Researchers believe bizarre landforms at the edge of the dwarf planet's "heart" were created by sheets of nitrogen ice.
By | Published: November 15, 2018 | Last updated on May 18, 2023
pluto
Sputnik Planitia on Pluto, where strange ridges can be found.
NASA/Applied Physics Laboratory/Southwest Research Institute/O. White
Scientists have traced strange landforms on Pluto back to their ancient glacial origins.

A letter by SETI Institute scientist Oliver White and colleagues shows how ridged landforms on Pluto provide evidence for glaciers on the dwarf planet some 4 billion years ago. Their research targeted the landscape that borders the ice-covered impact basin Sputnik Planitia – the western portion of Pluto’s “heart.” It has noticeable ridges that can’t be explained by any simple terrestrial or planetary process, according to a press release.

Ancient Glacial Origins

White and his team noticed the subtle, but bizarre ridges when surveying images of the dwarf planet taken by NASA’s New Horizons spacecraft, which passed by Pluto in 2015. And they mapped and analyzed the shape and dimensions of these ridges, as well as their distribution, to find out where they came from.

ridges
Washboard and fluted ridges on Pluto’s surface.
NASA/Applied Physics Laboratory/Southwest Research Institute/O. White

Tracing History

The maps and images revealed two different types of ridges bordering Sputnik Planitia: washboard and fluted. Washboard ridges exist in flat areas like valley floors and basins. Fluted ridges, however, exist in steeper areas like the crater walls that separate basins and valleys. These fluted and washboard ridges also coincide with a major tectonic system at the edge of Sputnik Planitia.

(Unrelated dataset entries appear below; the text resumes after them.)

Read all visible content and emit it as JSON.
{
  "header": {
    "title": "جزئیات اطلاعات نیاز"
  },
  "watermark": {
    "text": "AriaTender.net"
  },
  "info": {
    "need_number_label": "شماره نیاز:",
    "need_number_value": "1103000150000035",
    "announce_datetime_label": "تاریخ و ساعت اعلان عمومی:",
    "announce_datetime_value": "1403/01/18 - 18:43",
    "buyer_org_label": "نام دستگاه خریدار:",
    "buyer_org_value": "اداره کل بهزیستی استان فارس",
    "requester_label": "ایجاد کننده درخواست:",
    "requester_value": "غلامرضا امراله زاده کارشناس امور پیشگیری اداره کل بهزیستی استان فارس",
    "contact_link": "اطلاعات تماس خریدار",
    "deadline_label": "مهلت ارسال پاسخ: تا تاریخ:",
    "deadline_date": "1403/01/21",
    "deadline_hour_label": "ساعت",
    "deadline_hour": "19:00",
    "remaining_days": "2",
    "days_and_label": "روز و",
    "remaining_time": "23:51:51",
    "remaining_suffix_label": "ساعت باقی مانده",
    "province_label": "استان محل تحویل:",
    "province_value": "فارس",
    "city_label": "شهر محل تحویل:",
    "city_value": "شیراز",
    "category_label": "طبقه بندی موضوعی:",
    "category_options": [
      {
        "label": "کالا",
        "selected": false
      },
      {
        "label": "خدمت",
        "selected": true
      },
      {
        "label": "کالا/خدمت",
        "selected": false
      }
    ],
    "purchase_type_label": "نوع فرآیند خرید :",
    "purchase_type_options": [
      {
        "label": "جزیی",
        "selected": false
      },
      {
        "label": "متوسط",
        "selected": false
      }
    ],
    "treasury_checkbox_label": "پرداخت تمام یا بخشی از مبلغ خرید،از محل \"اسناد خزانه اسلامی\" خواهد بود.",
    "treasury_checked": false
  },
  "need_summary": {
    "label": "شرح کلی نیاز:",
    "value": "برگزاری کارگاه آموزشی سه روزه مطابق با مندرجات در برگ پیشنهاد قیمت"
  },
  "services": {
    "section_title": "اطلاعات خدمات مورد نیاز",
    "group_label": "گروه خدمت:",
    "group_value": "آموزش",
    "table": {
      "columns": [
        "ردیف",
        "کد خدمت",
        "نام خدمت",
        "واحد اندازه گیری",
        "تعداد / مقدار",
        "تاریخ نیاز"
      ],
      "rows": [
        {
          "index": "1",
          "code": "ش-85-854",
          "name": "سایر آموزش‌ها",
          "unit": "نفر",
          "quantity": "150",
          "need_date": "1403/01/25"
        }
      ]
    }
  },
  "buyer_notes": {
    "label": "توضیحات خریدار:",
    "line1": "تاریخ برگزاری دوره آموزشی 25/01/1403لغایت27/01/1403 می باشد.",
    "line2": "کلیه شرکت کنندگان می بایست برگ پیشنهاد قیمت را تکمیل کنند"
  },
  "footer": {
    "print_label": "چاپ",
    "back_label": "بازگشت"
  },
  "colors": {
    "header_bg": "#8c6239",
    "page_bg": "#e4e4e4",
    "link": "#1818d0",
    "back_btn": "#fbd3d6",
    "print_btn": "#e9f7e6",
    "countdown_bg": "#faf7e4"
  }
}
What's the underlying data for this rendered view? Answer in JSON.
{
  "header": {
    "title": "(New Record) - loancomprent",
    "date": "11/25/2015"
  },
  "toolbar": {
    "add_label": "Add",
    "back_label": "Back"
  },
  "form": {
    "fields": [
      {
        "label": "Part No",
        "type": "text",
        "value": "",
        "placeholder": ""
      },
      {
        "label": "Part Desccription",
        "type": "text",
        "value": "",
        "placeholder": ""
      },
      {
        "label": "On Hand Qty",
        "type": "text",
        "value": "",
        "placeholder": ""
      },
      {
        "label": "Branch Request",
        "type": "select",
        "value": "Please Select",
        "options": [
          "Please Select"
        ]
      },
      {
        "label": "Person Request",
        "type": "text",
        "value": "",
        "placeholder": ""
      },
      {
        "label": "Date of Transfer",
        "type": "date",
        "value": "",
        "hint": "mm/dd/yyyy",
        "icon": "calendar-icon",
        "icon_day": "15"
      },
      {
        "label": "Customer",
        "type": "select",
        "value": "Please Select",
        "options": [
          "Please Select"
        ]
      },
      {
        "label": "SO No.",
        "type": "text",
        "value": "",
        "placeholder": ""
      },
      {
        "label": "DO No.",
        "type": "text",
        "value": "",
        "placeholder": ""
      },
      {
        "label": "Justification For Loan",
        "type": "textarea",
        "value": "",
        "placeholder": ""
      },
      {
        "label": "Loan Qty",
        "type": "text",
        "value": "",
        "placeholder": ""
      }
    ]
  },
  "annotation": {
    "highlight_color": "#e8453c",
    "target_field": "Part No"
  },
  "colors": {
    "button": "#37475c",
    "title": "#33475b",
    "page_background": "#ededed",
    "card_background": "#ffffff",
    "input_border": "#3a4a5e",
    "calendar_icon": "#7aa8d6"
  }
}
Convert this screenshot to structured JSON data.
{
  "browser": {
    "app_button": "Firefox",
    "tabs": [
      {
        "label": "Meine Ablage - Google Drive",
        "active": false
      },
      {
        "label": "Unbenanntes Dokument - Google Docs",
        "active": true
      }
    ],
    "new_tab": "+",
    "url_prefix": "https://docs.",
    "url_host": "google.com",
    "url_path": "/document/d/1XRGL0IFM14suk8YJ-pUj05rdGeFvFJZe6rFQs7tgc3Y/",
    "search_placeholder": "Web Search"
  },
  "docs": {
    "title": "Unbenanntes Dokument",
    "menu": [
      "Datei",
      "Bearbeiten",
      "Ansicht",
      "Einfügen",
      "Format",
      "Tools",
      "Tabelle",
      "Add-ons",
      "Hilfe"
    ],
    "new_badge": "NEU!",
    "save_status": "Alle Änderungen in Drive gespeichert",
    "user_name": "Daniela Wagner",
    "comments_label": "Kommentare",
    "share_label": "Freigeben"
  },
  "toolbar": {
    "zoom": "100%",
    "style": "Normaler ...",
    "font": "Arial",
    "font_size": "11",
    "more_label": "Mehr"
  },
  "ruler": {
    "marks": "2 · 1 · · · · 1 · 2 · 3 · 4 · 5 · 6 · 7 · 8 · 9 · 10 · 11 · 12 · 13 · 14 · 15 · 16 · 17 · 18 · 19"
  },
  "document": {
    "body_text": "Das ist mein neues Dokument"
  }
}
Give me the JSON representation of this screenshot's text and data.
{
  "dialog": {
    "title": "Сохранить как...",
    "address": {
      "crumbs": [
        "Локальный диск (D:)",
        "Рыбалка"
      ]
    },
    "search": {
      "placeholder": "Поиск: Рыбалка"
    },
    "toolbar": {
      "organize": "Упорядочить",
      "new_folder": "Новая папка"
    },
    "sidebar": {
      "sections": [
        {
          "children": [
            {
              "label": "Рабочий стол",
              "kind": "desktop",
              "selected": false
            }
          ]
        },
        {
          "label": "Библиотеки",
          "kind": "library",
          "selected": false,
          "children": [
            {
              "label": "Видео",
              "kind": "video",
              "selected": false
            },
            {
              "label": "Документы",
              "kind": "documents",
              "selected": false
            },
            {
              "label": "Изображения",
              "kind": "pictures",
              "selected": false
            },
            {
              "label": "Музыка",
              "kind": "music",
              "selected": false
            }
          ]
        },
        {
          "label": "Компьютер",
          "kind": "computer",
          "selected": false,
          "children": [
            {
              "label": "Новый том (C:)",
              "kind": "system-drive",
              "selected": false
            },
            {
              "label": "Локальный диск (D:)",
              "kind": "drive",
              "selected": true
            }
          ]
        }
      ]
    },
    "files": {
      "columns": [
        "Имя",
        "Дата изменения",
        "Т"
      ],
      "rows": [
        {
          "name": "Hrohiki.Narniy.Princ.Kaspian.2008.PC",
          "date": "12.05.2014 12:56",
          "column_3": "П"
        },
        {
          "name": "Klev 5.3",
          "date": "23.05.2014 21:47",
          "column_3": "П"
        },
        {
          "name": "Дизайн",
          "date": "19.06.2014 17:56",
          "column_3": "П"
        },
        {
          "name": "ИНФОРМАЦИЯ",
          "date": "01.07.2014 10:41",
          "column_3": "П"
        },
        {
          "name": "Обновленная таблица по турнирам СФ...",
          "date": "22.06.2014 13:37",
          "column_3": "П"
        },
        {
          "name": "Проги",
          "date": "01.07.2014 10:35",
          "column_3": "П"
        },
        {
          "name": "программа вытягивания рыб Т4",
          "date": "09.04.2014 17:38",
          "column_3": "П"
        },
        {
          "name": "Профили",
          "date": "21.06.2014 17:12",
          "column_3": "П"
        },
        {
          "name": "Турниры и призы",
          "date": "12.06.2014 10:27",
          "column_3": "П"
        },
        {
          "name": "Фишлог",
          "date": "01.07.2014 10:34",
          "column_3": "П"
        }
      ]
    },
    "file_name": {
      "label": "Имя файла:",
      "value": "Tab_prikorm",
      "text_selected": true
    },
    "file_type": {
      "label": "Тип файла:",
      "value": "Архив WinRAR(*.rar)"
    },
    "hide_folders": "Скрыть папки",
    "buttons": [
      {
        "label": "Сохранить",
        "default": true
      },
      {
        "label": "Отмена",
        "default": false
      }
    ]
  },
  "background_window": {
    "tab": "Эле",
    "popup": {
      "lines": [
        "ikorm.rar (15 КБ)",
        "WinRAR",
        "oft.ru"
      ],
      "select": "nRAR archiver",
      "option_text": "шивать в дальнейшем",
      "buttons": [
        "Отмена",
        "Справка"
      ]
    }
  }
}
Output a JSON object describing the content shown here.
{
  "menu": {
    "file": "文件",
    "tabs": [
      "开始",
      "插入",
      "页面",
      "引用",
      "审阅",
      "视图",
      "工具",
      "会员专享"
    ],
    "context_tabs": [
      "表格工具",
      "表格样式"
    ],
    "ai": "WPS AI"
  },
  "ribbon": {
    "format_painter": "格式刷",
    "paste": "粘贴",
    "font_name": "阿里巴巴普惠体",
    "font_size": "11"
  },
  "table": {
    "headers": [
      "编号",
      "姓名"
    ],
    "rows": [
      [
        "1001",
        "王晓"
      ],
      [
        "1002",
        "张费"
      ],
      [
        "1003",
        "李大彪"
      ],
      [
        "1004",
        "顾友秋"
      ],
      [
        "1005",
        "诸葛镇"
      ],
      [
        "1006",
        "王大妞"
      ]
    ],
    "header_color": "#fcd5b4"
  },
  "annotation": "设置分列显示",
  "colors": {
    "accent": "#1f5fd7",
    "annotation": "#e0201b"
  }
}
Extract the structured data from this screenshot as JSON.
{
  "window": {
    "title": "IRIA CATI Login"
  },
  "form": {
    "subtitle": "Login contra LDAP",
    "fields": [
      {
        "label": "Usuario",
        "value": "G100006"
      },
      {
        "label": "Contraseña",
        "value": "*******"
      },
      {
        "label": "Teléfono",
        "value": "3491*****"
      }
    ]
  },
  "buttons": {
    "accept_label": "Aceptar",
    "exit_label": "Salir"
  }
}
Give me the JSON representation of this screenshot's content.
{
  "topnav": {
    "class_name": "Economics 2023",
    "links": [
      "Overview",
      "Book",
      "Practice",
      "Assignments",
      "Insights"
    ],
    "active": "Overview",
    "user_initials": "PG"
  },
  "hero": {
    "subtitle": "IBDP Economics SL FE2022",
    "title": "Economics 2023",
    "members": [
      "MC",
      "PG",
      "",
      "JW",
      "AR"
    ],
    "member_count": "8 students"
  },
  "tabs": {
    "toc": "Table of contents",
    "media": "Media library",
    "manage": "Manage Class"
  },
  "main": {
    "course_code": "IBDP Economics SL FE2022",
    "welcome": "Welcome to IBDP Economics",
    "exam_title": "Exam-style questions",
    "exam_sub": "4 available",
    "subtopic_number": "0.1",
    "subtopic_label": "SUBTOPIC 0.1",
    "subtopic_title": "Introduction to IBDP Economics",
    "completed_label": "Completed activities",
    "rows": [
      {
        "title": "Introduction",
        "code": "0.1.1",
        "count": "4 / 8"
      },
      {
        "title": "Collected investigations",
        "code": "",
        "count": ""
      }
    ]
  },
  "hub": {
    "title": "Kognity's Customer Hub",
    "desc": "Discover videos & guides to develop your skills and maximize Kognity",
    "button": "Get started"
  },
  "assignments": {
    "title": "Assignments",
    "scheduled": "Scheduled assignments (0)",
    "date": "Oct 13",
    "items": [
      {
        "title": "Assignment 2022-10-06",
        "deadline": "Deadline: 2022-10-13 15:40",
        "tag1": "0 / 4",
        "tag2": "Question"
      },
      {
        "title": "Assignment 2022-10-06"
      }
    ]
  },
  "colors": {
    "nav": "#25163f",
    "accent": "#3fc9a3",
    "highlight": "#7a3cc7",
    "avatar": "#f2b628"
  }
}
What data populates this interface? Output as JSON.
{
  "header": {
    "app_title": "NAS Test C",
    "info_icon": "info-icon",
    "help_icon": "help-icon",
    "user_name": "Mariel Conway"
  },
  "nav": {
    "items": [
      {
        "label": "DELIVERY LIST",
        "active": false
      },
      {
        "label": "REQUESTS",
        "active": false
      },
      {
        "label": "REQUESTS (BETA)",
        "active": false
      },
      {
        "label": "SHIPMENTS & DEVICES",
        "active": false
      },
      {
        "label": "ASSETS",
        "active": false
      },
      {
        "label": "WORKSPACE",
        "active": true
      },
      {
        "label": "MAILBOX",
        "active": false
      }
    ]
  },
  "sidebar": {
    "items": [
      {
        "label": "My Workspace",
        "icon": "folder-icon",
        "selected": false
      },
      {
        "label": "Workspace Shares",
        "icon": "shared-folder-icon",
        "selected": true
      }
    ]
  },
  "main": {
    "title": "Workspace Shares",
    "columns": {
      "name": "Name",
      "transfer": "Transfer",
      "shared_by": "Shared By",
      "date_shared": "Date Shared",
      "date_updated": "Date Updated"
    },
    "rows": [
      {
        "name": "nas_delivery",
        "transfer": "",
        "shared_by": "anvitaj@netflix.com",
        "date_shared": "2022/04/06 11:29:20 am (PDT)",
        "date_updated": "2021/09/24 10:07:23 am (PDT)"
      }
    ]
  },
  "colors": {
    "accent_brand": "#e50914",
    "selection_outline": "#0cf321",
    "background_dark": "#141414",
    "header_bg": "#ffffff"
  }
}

In piecing together the ridges’ history, the researchers found that their formative events happened about 4 billion years ago after Sputnik Planitia was created in a massive impact. The area’s low elevation suggests that there were nitrogen ice glaciers in the past and the Sputnik Planitia basin acted like a big bowl that the nitrogen ice migrated into, White said.

They found that water ice debris was buoyant in denser pits of glacial nitrogen ice. This nitrogen ice then receded into surface pits where ice sublimated, or turned directly into gas. This process left behind the water ice debris behind as the ridges.

“Pluto has opened our eyes to how geology can operate at the farthest reaches of our solar system,” White said. “This is another instance of Pluto exhibiting its fascinating geology,” White added.

The research was published November 12 in the journal Nature Astronomy.